Commonwealth Hill Station

Stations in South AustraliaFar North (South Australia)Pastoral historyWoomera Prohibited Area
4 min read

A million hectares. That is the size of Commonwealth Hill, a sheep station so large it ranks second only to Rawlinna among all the stations in Australia, spread across a flat sandy plain on the north-western edge of the ancient Gawler craton. Out here, between Tarcoola and Coober Pedy, the scale is hard to hold in the mind. Low mulga woodlands and tall myall shrubs run to the horizon over red dunefields, broken here and there by the white glare of a salt lake. And running invisibly across all of it is a line drawn not by graziers but by the military.

Rumours on the Wind

In 1947, Commonwealth Hill was having a fine season. Good rains had brought up an abundance of fresh green feed, and the sheep were fat. But another kind of news was moving through the district that year, carried station to station: word that the Woomera weapons range was to be expanded, and that runs like Commonwealth Hill, Bulgunnia, Roxby Downs and Andamooka would lose land, and with it their wool clip.
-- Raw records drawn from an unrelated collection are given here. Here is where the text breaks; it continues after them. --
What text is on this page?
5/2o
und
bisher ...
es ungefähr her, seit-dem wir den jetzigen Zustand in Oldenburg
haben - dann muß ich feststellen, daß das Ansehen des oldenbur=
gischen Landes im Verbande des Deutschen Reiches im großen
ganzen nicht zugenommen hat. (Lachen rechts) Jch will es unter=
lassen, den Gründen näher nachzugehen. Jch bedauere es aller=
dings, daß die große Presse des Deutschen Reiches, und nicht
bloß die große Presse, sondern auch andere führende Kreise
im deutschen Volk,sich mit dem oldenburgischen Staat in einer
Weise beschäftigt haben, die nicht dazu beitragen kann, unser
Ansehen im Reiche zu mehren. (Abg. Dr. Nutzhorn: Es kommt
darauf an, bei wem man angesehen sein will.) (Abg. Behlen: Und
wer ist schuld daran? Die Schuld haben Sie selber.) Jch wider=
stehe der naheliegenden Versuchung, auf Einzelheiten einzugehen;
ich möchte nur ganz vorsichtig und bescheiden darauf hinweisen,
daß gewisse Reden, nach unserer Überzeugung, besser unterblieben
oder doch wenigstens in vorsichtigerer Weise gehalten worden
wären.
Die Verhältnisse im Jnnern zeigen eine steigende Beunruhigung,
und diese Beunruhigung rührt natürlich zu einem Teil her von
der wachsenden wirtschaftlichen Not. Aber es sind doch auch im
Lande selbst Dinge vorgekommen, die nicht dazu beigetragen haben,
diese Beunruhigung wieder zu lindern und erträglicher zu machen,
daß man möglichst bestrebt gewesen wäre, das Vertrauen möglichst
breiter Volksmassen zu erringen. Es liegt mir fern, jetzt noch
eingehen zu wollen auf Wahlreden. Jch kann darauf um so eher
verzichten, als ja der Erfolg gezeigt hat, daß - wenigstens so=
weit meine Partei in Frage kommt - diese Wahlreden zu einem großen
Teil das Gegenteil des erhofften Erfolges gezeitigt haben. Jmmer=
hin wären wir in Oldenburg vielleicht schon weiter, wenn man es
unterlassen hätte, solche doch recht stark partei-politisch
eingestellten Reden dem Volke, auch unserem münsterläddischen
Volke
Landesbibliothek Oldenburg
The rumours proved true. The station lies inside the Woomera test range, and the graziers had to make their peace with it. Byron MacLachlan, who held the Commonwealth Hill lease in 1947, worked with a consortium of pastoralists and lawyers to hammer out an agreement that let the sheep work continue without interfering with the long-range weapons project. Wool and warfare would have to share the same ground.

Living Beside the Range

Sharing ground with a missile range carried real danger. By 1957, as the British and Australians advanced their rocket testing programme at Woomera — including early Skylark sounding rockets — the safety of the pastoralists living downrange was named a key concern. That year the Minister of Supply, Howard Beale, met with the graziers who might be in the path of the trials and announced that the Commonwealth would pay to install blast-proof shelters on the affected stations. It was an extraordinary arrangement: families raising sheep in one of the emptiest corners of the continent, going about lambing and shearing while rockets arced overhead and the government built bunkers in case something fell short. The work of the station went on, season after season, inside the boundary of the world's largest land-based test range.

The Craton Underfoot

Strip away the human history and Commonwealth Hill is a window onto deep geology. The station sits on the margin of the Gawler craton, a block of crust more than a billion years old, here buried beneath sand sheets and travelling dunefields. The vegetation tells the story of a hard climate: mulga and myall, hardy acacias that survive on almost nothing, standing over perennial grasses with the occasional salt lake and its crescent of wind-piled sand, a lunette, marking where ancient water once lay. The mineral wealth locked in that old crust has drawn prospectors too. In 2011, after a federal review of mining inside the former missile-testing area, an iron-ore exploration company was finally granted permission to begin work on a prospect here, a reminder that even the most restricted ground is never entirely still.

From the Air

Commonwealth Hill Station lies at 29.94 degrees south, 134.15 degrees east, on the dunefields of South Australia's Far North, wholly within the Woomera Prohibited Area. From altitude the land reads as red sand plain and parallel dunefields, with salt lakes flashing white in the sun and few permanent landmarks. Coober Pedy Airport (ICAO YCBP) is roughly 120 km to the north-east; Tarcoola lies about 96 km to the south-east. Note that this is active restricted military airspace, and overflight is controlled. Best appreciated at 9,000 to 13,000 feet in the clear, dry desert air, where the geometry of the dunefields becomes visible.